In CO2 and greenhouse gases it's a very non-blackbody, you have particular spectral distribution based on the specific quantum mechanics of the specific molecule.
Incoming radiation does not have to be balanced with the outgoing radiation. The total solar radiation impinging on Venus for example is 2,316W/sq.m and the planet is radiating at an astonishing 17,000W/sq.m.
Note that almost exactly the total radiation energy incoming to Earth from Sun is balanced by the total radiation emitted from surface atmosphere and all reflections.
The following link is a decent description.
There are of course interactions all the way through, it isn't passively separably additive, and that's why you need radiative transfer models.
Some of the water is in the atmosphere because of warming from other long-lived greenhouse gases.
As you're starting to recognize.
Is Venus powered by nuclear fusion?
A simple calculation is wrong or misleading in this case
And since the atmosphere emits half of the energy impared to it back to space, then the satellites should register an increase, and not a decline, in spacebound IR emissions
The bigger difference is in the greenhouse bands.
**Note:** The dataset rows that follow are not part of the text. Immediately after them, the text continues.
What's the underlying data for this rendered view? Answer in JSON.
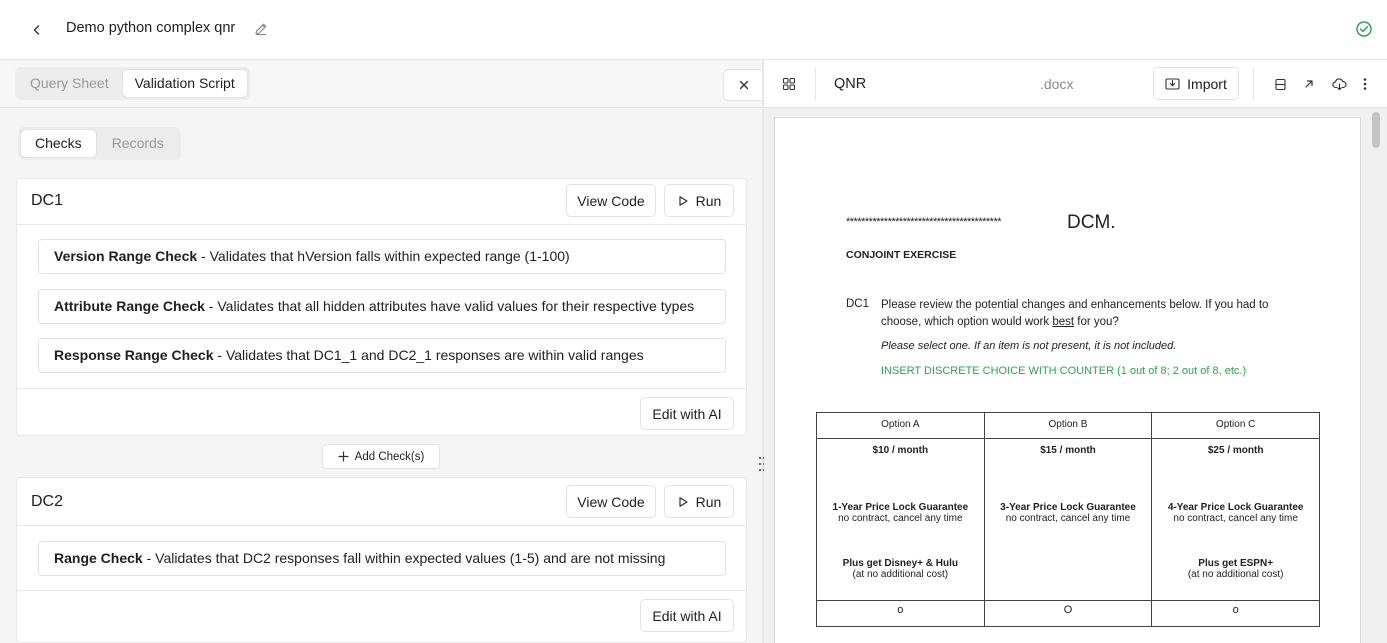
{
  "header": {
    "title": "Demo python complex qnr"
  },
  "left_tabs": [
    "Query Sheet",
    "Validation Script"
  ],
  "left_tabs_active": 1,
  "sub_tabs": [
    "Checks",
    "Records"
  ],
  "sub_tabs_active": 0,
  "buttons": {
    "view_code": "View Code",
    "run": "Run",
    "edit_ai": "Edit with AI",
    "add_checks": "Add Check(s)"
  },
  "cards": [
    {
      "title": "DC1",
      "checks": [
        {
          "name": "Version Range Check",
          "desc": "Validates that hVersion falls within expected range (1-100)"
        },
        {
          "name": "Attribute Range Check",
          "desc": "Validates that all hidden attributes have valid values for their respective types"
        },
        {
          "name": "Response Range Check",
          "desc": "Validates that DC1_1 and DC2_1 responses are within valid ranges"
        }
      ]
    },
    {
      "title": "DC2",
      "checks": [
        {
          "name": "Range Check",
          "desc": "Validates that DC2 responses fall within expected values (1-5) and are not missing"
        }
      ]
    }
  ],
  "right": {
    "doc_name": "QNR",
    "doc_ext": ".docx",
    "import_label": "Import"
  },
  "document": {
    "stars": "*****************************************",
    "dcm": "DCM.",
    "section": "CONJOINT EXERCISE",
    "qnum": "DC1",
    "question_pre": "Please review the potential changes and enhancements below. If you had to choose, which option would work ",
    "question_underlined": "best",
    "question_post": " for you?",
    "instruction": "Please select one. If an item is not present, it is not included.",
    "insert": "INSERT DISCRETE CHOICE WITH COUNTER (1 out of 8; 2 out of 8, etc.)",
    "options": [
      {
        "label": "Option A",
        "price": "$10 / month",
        "lock": "1-Year Price Lock Guarantee",
        "terms": "no contract, cancel any time",
        "plus": "Plus get Disney+ & Hulu",
        "extra": "(at no additional cost)",
        "radio": "o"
      },
      {
        "label": "Option B",
        "price": "$15 / month",
        "lock": "3-Year Price Lock Guarantee",
        "terms": "no contract, cancel any time",
        "plus": "",
        "extra": "",
        "radio": "O"
      },
      {
        "label": "Option C",
        "price": "$25 / month",
        "lock": "4-Year Price Lock Guarantee",
        "terms": "no contract, cancel any time",
        "plus": "Plus get ESPN+",
        "extra": "(at no additional cost)",
        "radio": "o"
      }
    ]
  },
  "colors": {
    "accent_green": "#2ea44f",
    "border": "#e2e2e2",
    "muted_text": "#9a9a9a"
  }
}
So the net effect of increasing greenhouse gases is an upward shift in distribution (corresponding to temperature increase) and a deeper decline in the atomically & molecularly interacting frequencies, with the net integrated power being nearly equal.
originally posted by: jrod
a reply to: Yavanna
Care to provide links that back up your alphabet list of claims?
Also CO2 does not form clouds or haze like water vapor or sulfur ash like we would see from a volcano.
This is not about science and facts it's all about denial. People can even see the changes but the denial is still there.
originally posted by: Yavanna
originally posted by: jrod
a reply to: Yavanna
Care to provide links that back up your alphabet list of claims?
Swanne and I have been given you guys links and graphs since the last seven pages, links and graphs from scientists themselves.